Quantum superpositions of mixed states.

[oddthingy]

Suppose you have a system which consists of a number of non-interacting particles in some potential trap. These particles are essentially identical; but each is in a different energy level (in a different energy eigenstate). Such a system is a completely mixed system (also called a 'mixed ensemble'). Then suppose you can envisage a second system which is similar to the first, except that the energy eigenstates which each of the particles are in, are different.
Now finally imagine a system which is a quantum superposition of the following two systems; that is, it is a superposition of mixed states.
How would you define such a system in the language of quantum mechanics? For example, what would the density operator for this system be?

 

[vanesch]

There is not really something such as a "superposition of mixed states". Superposition acts in hilbert space, not in the space of density operators.

 

[Entropia]

I would first like to clarify that a quantum superposition of mixed states is a concept that arises in the field of quantum mechanics, which deals with the behavior of particles at the microscopic level.

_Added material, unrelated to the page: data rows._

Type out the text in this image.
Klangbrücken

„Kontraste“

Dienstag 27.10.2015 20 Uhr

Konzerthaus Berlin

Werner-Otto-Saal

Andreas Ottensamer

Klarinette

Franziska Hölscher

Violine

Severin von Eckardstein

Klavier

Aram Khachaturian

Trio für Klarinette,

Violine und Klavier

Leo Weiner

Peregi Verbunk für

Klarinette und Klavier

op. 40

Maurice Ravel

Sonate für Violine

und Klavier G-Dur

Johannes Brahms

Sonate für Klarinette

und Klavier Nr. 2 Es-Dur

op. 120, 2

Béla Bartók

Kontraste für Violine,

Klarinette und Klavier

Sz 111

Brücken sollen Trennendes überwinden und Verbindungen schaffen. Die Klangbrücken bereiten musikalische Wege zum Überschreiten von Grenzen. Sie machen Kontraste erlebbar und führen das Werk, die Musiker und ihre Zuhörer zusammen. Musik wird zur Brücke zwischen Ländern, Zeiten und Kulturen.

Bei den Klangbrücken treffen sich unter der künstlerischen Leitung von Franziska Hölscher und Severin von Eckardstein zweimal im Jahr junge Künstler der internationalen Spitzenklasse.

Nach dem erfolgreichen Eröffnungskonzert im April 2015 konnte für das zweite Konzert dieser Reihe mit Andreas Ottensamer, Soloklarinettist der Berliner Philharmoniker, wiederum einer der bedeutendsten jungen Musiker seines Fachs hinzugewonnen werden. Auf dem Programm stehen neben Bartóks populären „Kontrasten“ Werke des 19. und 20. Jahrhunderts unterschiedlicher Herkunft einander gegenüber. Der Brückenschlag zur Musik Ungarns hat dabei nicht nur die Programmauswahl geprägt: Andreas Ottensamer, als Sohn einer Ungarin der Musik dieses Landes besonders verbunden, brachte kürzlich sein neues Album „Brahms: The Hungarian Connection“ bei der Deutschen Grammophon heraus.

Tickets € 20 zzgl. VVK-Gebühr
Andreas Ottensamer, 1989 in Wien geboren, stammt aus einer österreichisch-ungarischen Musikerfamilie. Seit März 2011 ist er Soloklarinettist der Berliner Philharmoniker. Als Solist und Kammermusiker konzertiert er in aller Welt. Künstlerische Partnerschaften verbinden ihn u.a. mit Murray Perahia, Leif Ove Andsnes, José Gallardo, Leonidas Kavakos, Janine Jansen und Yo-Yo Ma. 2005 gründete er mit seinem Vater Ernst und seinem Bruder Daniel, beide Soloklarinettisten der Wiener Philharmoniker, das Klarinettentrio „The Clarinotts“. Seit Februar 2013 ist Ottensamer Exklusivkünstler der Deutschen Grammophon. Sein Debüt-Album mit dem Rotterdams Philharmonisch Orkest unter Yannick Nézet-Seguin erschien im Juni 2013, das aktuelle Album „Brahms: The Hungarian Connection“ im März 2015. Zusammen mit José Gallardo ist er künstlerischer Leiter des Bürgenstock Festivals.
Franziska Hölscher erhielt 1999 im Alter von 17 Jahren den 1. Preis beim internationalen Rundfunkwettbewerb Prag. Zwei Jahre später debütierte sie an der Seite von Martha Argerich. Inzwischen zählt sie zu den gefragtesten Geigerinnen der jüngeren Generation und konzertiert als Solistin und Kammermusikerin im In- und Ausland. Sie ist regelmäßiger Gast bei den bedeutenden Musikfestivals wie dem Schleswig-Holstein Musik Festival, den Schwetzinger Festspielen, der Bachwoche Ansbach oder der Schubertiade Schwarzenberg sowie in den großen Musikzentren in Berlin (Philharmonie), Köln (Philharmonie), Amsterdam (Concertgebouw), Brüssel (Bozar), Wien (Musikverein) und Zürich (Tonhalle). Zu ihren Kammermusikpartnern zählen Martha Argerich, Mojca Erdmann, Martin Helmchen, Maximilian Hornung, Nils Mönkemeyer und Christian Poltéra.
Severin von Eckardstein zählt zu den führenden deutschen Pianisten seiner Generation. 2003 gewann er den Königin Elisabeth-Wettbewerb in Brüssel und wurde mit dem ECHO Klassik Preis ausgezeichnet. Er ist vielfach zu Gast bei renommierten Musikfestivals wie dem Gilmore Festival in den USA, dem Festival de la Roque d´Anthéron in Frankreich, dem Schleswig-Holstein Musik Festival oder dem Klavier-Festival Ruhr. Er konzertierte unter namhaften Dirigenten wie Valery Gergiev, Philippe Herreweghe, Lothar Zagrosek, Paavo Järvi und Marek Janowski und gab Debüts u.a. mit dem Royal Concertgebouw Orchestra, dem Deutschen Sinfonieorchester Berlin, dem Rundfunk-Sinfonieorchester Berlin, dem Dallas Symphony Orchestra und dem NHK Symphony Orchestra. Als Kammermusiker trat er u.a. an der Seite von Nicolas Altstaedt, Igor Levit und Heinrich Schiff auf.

It is based on the principle of superposition, which states that a particle can exist in multiple states simultaneously until it is observed or measured. This concept is crucial for understanding the behavior of particles in quantum systems.

In the given scenario, we are dealing with a system of non-interacting particles in a potential trap, where each particle is in a different energy eigenstate. This system is considered a completely mixed system because the particles are indistinguishable and in different energy levels. Now, if we introduce a second system with particles in different energy eigenstates, we have a similar but distinct system.

A quantum superposition of mixed states is a system that combines both of these mixed systems in a single state. In other words, it is a state where the particles are in a superposition of different energy eigenstates from both systems. This can be represented mathematically using the density operator, which is a mathematical tool used to describe the state of a quantum system.

The density operator for this system would be a linear combination of the density operators for the two mixed systems. It would be a weighted sum, where the weights represent the probabilities of the particles being in a particular energy eigenstate. This density operator would fully describe the state of the quantum superposition of mixed states and can be used to calculate any observable quantities.

In conclusion, a quantum superposition of mixed states is a complex concept in quantum mechanics, where particles can exist in multiple states simultaneously. It can be represented using the density operator, which is a mathematical tool used to describe the state of a quantum system. This concept has significant implications in understanding the behavior of particles in quantum systems and has led to groundbreaking discoveries in the field of physics.